The Postman’s White Night parte daquela curiosidade de fundo antropológico que levou o luso Gonçalo Tocha a explorar a Ilha do Corvo num filme de três horas (É na Terra não É na Lua) – só aqui com uma obra que reaproxima Konchalovsky das escolas mais tradicionais da ficção do Leste europeu. E, diferente de Tocha, mais interessado em encontrar permanências, o russo busca mudanças – recolhendo as evidências do fim de uma era.

O protagonista é o carteiro local, Aleksey Tryapitsyn (a fazer dele próprio, como de resto todos os outros personagens), que percorre diariamente o seu itinerário profissional de barco, única forma de acesso às diversas localidades ao redor do grande lago da região. Quando, num dado momento, o motor do seu veículo é roubado, os moradores ficam sem receber correspondências e mercadorias.

No seu trajeto, ele vai entrando na vida dos seus solitários habitantes. Konchalovsky os aproxima do espectador com um formato curioso – alternando os diálogos com o carteiro com imagens dentro de suas casas filmados com enquadramentos inusitados (em ângulo alto, por exemplo) – como se eles fizessem parte de um reality show. A televisão, aliás, tem uma presença ostensiva, constituindo através dos seus programas de auditório o maior elo de ligação da população com o mundo externo – para além de, involuntariamente, assimilar esta remota comunidade a todas as outras do Ocidente (as da Ilha do Corvo no filme citado, por exemplo).

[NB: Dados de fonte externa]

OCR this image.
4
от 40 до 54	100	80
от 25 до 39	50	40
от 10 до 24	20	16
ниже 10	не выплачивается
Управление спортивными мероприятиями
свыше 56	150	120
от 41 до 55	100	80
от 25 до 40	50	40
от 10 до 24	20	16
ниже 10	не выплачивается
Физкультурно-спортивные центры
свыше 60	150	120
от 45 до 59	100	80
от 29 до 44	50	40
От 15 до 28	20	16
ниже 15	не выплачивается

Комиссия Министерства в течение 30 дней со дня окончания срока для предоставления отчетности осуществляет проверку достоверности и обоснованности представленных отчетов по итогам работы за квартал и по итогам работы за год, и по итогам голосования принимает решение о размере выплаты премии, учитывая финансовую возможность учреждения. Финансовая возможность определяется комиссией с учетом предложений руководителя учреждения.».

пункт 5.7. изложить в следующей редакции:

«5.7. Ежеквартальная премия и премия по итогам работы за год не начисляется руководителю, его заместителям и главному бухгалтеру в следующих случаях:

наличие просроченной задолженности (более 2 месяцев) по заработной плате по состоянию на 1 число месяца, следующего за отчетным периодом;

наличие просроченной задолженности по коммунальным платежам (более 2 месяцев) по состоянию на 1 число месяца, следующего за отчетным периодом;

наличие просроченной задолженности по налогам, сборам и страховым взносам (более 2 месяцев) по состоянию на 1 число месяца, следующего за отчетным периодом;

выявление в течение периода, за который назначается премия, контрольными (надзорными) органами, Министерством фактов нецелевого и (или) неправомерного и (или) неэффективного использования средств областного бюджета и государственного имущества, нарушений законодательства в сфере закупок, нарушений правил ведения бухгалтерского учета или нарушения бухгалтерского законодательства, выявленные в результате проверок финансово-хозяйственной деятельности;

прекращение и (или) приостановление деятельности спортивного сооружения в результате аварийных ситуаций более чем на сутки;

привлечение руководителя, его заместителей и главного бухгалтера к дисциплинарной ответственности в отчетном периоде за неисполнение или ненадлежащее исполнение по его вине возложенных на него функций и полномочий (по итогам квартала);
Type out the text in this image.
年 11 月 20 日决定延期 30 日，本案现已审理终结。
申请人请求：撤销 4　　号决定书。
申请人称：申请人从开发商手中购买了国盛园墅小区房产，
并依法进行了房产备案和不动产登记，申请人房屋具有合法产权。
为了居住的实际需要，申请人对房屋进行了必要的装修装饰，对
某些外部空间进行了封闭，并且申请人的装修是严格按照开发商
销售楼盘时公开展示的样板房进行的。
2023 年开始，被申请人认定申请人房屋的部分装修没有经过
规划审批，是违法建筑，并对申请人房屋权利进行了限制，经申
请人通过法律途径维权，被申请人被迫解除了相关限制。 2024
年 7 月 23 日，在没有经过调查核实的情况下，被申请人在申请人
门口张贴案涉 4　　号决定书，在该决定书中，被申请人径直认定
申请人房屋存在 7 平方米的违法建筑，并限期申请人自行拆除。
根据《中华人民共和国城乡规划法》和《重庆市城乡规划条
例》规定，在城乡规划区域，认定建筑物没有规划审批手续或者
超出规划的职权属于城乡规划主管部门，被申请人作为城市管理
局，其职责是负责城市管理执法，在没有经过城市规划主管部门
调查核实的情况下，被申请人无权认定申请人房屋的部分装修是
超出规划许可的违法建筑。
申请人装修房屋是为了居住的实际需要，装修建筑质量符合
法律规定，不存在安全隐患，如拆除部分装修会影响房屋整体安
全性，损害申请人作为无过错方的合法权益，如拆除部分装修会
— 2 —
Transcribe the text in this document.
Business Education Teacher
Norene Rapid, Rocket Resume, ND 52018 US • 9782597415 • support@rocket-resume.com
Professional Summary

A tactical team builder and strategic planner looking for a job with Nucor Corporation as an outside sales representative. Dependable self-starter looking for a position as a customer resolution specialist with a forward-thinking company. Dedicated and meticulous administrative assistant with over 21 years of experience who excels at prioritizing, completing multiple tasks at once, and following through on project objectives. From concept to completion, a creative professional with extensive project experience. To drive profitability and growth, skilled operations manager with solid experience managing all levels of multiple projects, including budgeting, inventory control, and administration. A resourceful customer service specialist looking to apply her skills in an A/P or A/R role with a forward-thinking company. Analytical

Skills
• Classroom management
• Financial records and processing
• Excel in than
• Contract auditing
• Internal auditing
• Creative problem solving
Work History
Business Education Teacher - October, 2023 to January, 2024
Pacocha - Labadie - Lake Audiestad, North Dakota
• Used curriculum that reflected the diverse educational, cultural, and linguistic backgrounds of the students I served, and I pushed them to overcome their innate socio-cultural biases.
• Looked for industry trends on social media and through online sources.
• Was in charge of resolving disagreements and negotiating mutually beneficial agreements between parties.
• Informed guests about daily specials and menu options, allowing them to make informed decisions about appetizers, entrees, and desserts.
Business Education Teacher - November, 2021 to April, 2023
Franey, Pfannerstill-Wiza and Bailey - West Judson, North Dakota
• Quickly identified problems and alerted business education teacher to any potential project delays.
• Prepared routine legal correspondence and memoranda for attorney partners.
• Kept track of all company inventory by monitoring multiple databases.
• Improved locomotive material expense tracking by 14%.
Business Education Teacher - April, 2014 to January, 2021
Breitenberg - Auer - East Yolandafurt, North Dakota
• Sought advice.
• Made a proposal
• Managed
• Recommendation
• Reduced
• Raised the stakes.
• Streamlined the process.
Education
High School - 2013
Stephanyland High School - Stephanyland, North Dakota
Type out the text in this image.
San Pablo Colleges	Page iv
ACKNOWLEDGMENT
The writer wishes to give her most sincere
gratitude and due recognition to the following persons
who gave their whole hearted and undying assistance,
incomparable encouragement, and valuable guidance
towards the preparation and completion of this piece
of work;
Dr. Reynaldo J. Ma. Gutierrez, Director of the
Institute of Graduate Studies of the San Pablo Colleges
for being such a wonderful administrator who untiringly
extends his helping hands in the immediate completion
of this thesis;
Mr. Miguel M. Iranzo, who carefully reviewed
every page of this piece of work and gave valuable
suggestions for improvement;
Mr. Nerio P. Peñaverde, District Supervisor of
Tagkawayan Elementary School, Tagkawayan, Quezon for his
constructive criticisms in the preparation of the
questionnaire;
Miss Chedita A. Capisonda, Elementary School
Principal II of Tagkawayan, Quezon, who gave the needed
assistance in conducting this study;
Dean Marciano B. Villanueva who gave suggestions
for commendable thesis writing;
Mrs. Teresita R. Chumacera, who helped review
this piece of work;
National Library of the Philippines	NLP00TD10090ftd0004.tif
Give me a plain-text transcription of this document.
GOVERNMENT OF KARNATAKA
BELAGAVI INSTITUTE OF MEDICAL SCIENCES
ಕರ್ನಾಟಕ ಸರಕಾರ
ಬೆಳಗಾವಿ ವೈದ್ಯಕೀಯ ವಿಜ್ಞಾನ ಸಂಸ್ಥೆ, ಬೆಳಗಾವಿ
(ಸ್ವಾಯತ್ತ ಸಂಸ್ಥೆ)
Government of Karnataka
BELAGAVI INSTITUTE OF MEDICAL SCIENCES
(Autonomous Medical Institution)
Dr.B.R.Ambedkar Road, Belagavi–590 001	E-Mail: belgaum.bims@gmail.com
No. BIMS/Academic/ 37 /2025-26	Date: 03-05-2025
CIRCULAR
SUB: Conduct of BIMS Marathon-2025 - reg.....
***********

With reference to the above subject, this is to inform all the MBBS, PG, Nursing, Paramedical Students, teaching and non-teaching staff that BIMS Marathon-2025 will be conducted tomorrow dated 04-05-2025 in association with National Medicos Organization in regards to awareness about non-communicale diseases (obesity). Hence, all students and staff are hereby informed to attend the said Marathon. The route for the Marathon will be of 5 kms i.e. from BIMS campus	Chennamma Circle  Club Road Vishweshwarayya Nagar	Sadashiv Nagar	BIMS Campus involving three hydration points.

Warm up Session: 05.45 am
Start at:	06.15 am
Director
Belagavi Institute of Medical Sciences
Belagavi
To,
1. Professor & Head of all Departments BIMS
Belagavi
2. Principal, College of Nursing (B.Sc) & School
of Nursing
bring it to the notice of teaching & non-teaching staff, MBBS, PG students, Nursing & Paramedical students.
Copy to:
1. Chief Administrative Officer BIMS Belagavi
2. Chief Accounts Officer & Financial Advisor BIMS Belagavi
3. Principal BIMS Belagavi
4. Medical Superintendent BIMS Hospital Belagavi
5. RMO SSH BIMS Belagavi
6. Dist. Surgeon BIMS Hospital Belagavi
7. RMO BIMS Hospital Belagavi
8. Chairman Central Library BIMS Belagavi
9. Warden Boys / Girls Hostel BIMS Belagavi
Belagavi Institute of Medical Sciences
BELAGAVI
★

Tal como o realizador, Tryapitsyn  sabe viver num mundo caminhando para o seu fim, incluindo o da sua atividade – pois tem a noção que hoje as pessoas telefonam ou enviam e-mails em vez de cartas. Mas a simpatia evidente pelos aldeões, típica de um certo olhar urbano, culmina num final singular – onde um artifício narrativo e uma citação de Shakespeare parecem selar a redução deste mundo à insignificância. O filme peca pela falta de um real conflito que mobilize uma história – tornando-se, em alguns momentos, desinteressante.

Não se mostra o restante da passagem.